How to Make Money on the Internet

While researching our recent problem with the PlayStation 3, I found lots of people eager to make money on the Internet. Here’s one method that nearly worked on me:

  1. Identify a real problem, such as the Blinking Red Light of Death on the PS3, that costs time and money to fix.
  2. Assemble a repair guide for the problem. It could be real or fake, whichever you prefer.
  3. Build a website to sell your repair guide.
  4. Post fake reviews around the Internet that make your repair guide sound like the only good solution. Use search engine optimization (SEO) techniques to ensure that your site rises to the top of the search results.
  5. Recruit other greedy people to repeat Step 4 for you.
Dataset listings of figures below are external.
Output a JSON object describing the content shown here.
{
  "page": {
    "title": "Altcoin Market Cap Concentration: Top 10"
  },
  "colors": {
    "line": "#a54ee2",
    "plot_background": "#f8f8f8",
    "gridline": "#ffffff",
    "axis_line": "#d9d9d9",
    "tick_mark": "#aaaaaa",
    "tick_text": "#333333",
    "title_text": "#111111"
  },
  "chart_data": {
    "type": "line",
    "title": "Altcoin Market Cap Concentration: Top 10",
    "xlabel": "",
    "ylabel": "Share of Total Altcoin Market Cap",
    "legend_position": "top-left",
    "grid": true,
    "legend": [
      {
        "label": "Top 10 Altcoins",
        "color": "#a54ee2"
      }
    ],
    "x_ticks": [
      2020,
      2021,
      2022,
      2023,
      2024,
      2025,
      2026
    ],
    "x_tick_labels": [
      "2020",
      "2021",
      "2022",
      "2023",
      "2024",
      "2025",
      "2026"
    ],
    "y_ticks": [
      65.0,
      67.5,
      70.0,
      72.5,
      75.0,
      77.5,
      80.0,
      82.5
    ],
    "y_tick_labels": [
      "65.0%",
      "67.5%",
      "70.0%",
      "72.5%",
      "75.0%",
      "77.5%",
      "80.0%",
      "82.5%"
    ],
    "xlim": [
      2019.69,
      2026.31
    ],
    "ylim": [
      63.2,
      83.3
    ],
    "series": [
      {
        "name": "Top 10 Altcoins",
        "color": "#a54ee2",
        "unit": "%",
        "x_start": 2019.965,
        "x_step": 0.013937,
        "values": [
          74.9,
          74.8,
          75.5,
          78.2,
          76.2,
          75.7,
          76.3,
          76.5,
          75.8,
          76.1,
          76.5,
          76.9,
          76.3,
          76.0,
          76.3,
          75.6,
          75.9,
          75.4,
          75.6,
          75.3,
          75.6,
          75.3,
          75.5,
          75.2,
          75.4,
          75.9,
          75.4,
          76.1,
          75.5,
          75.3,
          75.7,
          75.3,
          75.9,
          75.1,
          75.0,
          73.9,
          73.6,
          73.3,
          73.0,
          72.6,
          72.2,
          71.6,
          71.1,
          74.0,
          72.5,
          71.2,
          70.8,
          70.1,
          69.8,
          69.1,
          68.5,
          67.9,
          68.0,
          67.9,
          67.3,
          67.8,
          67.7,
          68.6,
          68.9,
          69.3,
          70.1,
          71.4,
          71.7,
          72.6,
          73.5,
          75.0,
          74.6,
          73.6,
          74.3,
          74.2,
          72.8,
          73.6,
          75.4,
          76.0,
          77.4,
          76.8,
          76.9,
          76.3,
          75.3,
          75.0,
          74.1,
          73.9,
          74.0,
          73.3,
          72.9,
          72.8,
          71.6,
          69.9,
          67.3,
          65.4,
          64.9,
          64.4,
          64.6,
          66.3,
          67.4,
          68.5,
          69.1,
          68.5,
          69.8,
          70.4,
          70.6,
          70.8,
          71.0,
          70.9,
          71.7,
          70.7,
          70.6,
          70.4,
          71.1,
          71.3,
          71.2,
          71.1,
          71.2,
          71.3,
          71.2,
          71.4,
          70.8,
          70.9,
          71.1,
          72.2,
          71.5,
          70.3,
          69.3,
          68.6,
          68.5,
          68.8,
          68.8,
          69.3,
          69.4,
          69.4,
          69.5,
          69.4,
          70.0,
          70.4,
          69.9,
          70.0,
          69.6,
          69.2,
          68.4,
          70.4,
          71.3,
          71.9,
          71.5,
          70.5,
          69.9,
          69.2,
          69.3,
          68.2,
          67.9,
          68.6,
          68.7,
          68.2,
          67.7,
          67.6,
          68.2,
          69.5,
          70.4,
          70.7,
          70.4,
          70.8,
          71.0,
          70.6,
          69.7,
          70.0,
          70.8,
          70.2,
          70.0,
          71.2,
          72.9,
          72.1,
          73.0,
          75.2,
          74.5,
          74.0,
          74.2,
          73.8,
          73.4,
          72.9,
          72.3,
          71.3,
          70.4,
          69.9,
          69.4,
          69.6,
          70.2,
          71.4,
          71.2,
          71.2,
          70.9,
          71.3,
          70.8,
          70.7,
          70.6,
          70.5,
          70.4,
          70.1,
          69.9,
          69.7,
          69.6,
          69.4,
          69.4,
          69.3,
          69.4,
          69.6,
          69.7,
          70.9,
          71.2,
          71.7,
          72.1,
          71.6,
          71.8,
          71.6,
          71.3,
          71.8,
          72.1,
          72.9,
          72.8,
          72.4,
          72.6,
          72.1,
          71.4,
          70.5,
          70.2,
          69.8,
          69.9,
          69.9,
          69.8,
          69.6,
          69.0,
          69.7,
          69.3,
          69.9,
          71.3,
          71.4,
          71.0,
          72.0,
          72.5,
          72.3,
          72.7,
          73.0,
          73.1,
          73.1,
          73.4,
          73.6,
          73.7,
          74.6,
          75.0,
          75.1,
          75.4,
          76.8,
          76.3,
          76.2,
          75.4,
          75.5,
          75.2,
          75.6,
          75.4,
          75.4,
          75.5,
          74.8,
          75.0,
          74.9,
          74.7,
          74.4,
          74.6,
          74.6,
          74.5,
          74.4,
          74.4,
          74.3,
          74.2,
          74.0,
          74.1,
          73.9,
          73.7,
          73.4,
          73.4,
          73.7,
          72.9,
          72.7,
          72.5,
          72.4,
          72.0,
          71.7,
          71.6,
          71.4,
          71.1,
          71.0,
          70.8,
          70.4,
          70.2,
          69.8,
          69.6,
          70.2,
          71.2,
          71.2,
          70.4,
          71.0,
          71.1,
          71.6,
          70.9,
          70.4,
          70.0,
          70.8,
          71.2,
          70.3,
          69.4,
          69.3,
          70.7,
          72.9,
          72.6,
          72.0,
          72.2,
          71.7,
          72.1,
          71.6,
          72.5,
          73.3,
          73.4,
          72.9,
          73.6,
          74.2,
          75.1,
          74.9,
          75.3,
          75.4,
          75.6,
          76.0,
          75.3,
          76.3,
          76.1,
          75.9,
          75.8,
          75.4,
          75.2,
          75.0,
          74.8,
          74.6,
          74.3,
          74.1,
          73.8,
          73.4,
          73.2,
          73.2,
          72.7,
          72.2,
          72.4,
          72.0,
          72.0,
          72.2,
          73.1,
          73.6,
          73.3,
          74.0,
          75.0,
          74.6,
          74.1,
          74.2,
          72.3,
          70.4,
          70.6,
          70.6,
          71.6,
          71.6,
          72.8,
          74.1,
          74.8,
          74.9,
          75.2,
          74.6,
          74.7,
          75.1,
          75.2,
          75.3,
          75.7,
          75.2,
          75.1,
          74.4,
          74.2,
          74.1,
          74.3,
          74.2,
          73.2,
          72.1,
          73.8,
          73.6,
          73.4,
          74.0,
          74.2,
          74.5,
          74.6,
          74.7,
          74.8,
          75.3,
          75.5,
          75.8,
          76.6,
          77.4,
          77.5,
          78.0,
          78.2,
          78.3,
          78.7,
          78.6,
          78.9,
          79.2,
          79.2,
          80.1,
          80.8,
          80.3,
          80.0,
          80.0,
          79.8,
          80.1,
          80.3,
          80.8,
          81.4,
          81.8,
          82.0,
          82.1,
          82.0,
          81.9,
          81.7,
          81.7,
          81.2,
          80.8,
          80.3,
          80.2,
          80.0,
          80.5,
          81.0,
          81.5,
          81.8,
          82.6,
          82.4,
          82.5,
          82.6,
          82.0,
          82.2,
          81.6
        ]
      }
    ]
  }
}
Promise them a 75 percent commission for every sale. Provide them with fake reviews, banner ad graphics, web forum signature links, and other tools to help them drive traffic to your site.
  6. Anticipate that people might wonder whether your repair guide is a scam. Post more fake reviews specifically affirming that it’s not a scam. Use SEO to ensure that these reassuring fake reviews are near the top of the search engines when a user searches for “is [your product] a scam?”
  7. Watch the money roll in.

The site in question, or one of them at least, is http://www.ps3lightsfix.com/. After learning about the darker side of this “product”, partly through their hidden “affiliates page“, I decided to keep my $37. Honestly, I don’t know whether this repair guide is any good or not. It might be wonderful. However, its shady marketing techniques make me suspicious. I can’t even find a real review of it because the author and his minions have posted so many fake ones.

Instead I found a free video guide that a kind and helpful person named Gilsky posted on YouTube. I tried it, and it worked. Unfortunately, since I am an amateur, I damaged two other components in the process, so our PS3 is still unusable. I’m probably going to sell it for parts and use the money to replace it at some point.